Mit der Begründung, dass diese Entscheidung der ständigen Rechtsprechung des Obersten Gerichtshofs und des Gerichts zweiter Instanz folge, erklärte dieses den Rekurs an den Obersten Gerichtshof für nicht zulässig.

Dagegen richtet sich der auf Wiederherstellung der Entscheidung des Gerichts erster Instanz gerichtete außerordentliche Revisionsrekurs des Verpflichteten.

Der mit einem Aufschiebungsantrag verbundene außerordentliche Revisionsrekurs wurde den betreibenden Parteien am zugestellt, die dagegen eine „Revisionbeantwortung“, gemeint wohl „Revisionsrekursbeantwortung“ erstatteten, die am beim Erstgericht einlangte und vermutlich am zur Post gegeben wurde.

Rechtliche Beurteilung

Die Revisionsrekursbeantwortung war zurückzuweisen.

Der die Rekursbeantwortung behandelnde § 521a ZPO ist keine allgemeine Bestimmung über das Rechtsmittel des Rekurses, sondern bezieht sich nur auf wenige bestimmte Beschlüsse des Streitverfahrens, sodass er im Exekutionsverfahren nicht nach § 78 EO anzuwenden ist.

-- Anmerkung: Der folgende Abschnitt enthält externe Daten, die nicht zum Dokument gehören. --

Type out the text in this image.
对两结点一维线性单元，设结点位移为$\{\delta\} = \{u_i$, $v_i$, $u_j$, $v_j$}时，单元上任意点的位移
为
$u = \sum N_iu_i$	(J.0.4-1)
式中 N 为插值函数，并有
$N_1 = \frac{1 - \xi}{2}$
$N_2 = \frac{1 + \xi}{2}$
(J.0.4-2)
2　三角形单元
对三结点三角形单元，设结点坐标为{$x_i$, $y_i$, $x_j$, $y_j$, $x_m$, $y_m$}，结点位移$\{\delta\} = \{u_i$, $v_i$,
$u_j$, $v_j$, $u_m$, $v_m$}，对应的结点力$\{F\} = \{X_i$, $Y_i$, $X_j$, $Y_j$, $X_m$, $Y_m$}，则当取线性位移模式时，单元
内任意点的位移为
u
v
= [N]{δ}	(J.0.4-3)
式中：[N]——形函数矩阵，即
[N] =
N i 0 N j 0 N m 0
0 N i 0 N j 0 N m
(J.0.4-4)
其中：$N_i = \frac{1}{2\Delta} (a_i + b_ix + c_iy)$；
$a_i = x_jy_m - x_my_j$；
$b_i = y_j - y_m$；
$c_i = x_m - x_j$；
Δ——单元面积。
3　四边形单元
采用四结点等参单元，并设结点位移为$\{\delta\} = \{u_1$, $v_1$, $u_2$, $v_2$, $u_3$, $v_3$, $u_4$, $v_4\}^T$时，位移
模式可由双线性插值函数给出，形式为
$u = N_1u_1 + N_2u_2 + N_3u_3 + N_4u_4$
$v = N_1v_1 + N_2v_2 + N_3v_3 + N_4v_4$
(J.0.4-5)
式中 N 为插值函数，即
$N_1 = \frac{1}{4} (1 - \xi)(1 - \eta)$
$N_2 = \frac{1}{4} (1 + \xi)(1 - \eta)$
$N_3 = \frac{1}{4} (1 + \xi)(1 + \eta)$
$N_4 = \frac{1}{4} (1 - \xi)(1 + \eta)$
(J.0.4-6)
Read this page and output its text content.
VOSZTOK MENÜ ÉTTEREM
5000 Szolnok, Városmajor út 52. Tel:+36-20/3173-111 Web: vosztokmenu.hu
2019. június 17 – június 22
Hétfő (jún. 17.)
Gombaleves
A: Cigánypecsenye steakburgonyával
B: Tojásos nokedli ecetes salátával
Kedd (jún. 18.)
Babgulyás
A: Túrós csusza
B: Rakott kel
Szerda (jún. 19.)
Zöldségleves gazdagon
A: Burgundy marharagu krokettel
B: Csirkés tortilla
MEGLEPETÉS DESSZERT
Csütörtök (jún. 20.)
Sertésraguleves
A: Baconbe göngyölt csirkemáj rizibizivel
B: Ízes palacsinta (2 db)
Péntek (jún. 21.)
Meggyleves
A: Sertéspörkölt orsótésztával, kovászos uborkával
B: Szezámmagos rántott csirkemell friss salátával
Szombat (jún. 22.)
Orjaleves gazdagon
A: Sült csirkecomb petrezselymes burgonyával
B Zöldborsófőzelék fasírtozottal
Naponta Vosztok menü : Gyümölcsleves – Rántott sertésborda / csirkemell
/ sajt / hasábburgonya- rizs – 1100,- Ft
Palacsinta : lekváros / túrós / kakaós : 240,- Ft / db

Nur wenn das Verfahren einen Rekurs gegen einen Beschluss über einen Antrag auf Erlassung einer einstweiligen Verfügung, über einen Widerspruch nach § 397 EO oder über einen Antrag auf Einschränkung oder Aufhebung einer einstweiligen Verfügung zum Gegenstand hat, ist nach § 402 Abs 1 EO der § 521a ZPO sinngemäß anzuwenden, wobei die Frist für den Rekurs und dessen Beantwortung 14 Tage beträgt.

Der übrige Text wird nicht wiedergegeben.